Nous nous mettons au travail. L'opération est longue mais pas si délicate. Les pinces trouvées par Naoma, et abondamment désinfectées à l'alcool, conviennent parfaitement. Naoma tient Erik et je glisse doucement les pinces dans la blessure. Le plus dur est d'être sûr de bien toucher la balle, et pas un os ou une autre partie sensible, j'abandonne presque de peur de lui causer une hémorragie. Finalement je m'y remets en sondant tout d'abord doucement avec une petite tige pour trouver la balle sans prendre le risque de percer une artère. C'est très dur pour Erik et il pousse un profond et long soupir de soulagement quand finalement je lui montre l'objet de son supplice. Ensuite nous l'aidons à se rhabiller et il se glisse sous d'épaisses couvertures, malgré la chaleur, pour un sommeil réparateur.
Naoma insiste ensuite pour prendre soin de moi. Je me laisse soigner non sans un certain plaisir. Mais j'avoue que mes blessures étaient très douloureuses et nécessitaient attention, j'arrive à peine à déplacer mon bras droit. Je m'accorde enfin un peu de repos ; je m'allonge aux côtés d'Erik. Naoma me pousse un peu et vient se serrer contre moi. Je fais un somme d'une vingtaine de minutes avant que mes inquiétudes et mes interrogations ne reprennent le dessus. Que vais-je faire désormais ? Fuir encore ? Mais où ? Comment m'en sortir ? Prendre un avion pour la France ? Mais après, lâcheront-ils si facilement l'affaire ? Sûrement pas...
Sans espoir de retrouver le sommeil, je remarque alors l'ordinateur de Martin, et surtout la petite boîte avec des diodes lumineuses qui est sans doute un modem, et qui laisse supposer que Martin a une connexion internet. Je me dis alors que de mettre tout ça par écrit pourrait m'aider à désembrouiller un peu mon esprit. Je me lève doucement en tentant de ne pas réveiller Naoma qui s'est aussi endormie.
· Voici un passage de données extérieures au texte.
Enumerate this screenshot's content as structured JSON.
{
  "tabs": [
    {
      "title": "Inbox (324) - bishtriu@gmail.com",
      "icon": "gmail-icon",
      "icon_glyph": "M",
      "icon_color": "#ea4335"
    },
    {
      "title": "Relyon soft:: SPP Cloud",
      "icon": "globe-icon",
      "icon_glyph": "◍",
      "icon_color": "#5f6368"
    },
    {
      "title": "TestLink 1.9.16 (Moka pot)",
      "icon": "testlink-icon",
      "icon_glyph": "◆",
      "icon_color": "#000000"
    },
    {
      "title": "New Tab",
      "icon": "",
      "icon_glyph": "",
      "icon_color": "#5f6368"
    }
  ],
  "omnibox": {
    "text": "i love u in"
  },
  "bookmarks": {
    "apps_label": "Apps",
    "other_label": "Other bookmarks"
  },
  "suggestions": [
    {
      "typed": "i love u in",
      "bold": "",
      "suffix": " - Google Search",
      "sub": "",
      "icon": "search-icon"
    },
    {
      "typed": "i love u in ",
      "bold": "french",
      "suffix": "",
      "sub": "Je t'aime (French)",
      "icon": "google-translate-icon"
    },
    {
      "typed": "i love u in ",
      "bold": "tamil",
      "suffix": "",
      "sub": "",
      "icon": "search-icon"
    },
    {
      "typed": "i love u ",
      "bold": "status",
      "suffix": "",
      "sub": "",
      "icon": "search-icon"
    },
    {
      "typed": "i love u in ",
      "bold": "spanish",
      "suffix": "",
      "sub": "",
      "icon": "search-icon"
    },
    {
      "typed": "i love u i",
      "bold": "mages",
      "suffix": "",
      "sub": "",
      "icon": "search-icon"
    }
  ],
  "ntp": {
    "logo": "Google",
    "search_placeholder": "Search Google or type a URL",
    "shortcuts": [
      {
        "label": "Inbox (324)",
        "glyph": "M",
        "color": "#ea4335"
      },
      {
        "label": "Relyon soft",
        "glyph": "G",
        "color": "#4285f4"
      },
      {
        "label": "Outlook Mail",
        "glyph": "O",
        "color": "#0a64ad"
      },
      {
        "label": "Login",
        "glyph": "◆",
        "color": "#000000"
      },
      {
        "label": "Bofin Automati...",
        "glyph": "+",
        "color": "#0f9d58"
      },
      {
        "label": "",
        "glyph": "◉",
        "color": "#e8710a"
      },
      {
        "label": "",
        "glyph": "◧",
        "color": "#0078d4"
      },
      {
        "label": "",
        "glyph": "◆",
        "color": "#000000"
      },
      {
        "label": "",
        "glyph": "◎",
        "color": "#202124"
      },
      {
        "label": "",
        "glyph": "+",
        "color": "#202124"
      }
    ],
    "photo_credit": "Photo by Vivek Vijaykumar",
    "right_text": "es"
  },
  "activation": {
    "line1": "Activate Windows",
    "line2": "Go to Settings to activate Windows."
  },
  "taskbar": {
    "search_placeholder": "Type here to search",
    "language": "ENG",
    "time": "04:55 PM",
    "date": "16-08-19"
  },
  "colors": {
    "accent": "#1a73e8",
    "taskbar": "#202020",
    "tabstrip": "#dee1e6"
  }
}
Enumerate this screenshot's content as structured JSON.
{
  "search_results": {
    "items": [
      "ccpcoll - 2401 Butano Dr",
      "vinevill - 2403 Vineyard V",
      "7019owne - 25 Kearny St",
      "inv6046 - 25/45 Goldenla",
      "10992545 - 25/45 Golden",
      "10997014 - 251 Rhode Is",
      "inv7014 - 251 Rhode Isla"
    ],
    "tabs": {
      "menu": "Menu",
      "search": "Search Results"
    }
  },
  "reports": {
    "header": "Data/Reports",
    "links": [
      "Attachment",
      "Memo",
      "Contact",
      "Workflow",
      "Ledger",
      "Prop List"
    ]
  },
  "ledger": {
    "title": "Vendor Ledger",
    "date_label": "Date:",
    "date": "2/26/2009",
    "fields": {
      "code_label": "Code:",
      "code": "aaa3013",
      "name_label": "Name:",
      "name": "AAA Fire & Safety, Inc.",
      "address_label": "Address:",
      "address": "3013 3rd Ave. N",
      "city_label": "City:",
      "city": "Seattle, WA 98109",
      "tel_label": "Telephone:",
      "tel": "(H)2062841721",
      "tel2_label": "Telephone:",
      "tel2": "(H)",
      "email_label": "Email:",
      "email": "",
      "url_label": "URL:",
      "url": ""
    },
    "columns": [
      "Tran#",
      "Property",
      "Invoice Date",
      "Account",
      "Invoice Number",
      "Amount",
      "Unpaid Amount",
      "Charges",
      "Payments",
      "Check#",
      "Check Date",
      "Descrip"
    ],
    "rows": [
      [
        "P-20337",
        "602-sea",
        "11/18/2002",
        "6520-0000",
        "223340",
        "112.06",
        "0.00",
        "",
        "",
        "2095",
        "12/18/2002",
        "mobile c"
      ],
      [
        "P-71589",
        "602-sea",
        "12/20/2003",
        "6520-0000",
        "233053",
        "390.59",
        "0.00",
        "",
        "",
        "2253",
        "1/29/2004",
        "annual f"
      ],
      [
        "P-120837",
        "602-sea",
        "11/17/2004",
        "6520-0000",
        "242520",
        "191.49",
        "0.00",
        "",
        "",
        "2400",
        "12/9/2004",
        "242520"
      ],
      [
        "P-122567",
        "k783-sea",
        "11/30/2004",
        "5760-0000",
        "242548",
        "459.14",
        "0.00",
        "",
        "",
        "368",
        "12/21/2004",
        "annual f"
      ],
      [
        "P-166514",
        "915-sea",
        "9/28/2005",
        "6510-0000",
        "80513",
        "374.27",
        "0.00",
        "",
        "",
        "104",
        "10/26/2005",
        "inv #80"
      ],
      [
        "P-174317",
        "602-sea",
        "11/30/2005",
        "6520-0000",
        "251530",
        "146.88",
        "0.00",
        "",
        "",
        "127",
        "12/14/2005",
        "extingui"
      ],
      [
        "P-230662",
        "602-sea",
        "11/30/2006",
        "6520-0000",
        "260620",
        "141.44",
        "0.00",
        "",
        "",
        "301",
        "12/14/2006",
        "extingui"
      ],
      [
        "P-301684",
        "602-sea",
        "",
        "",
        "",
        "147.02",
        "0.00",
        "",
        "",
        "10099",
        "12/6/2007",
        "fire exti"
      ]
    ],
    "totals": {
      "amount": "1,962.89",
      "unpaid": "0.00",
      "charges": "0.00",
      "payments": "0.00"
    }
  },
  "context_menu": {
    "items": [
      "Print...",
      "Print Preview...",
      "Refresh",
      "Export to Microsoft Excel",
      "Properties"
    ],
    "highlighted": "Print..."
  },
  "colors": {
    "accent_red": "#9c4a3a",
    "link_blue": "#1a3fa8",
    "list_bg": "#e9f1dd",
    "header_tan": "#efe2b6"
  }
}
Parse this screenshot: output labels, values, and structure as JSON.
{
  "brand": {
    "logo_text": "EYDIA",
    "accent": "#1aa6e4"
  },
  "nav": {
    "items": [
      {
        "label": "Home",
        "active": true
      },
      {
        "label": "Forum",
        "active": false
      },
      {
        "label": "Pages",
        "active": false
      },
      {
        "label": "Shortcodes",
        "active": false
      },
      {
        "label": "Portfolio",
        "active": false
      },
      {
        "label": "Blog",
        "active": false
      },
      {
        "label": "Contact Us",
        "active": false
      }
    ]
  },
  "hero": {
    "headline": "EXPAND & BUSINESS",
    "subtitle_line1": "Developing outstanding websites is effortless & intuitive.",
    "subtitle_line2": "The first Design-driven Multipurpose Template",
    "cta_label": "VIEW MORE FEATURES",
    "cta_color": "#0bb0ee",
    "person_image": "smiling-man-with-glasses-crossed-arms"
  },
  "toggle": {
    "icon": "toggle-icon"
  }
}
Mais les différents bips lors du démarrage de la machine ont raison de son léger sommeil, elle m'interroge sur ce que je fais, et me réprimande de ne pas prendre de repos. Je lui explique que j'ai un peu de mal à dormir et que je profite de ces quelques moments de répit pour mettre par écrit ce qu'il s'est passé entre hier et aujourd'hui, et tenter d'y voir plus clair par la même occasion. L'ordinateur de Martin possède bien une connexion à Internet, et je complète mon précédent récit jusqu'à en arriver au point présent : dimanche 22 décembre 2002, environ 18 heures, dans la maison de Martin, avec Erik et Naoma, dans son attente. Une fois à ce point je peaufine quelque peu mes précédents textes en discutant avec Naoma des possibilités qui s'offrent à moi. Puis du bruit parvient du bas, ce doit être Martin qui rentre.
Jour 130
J'arrive enfin à me servir de ce maudit bracelet.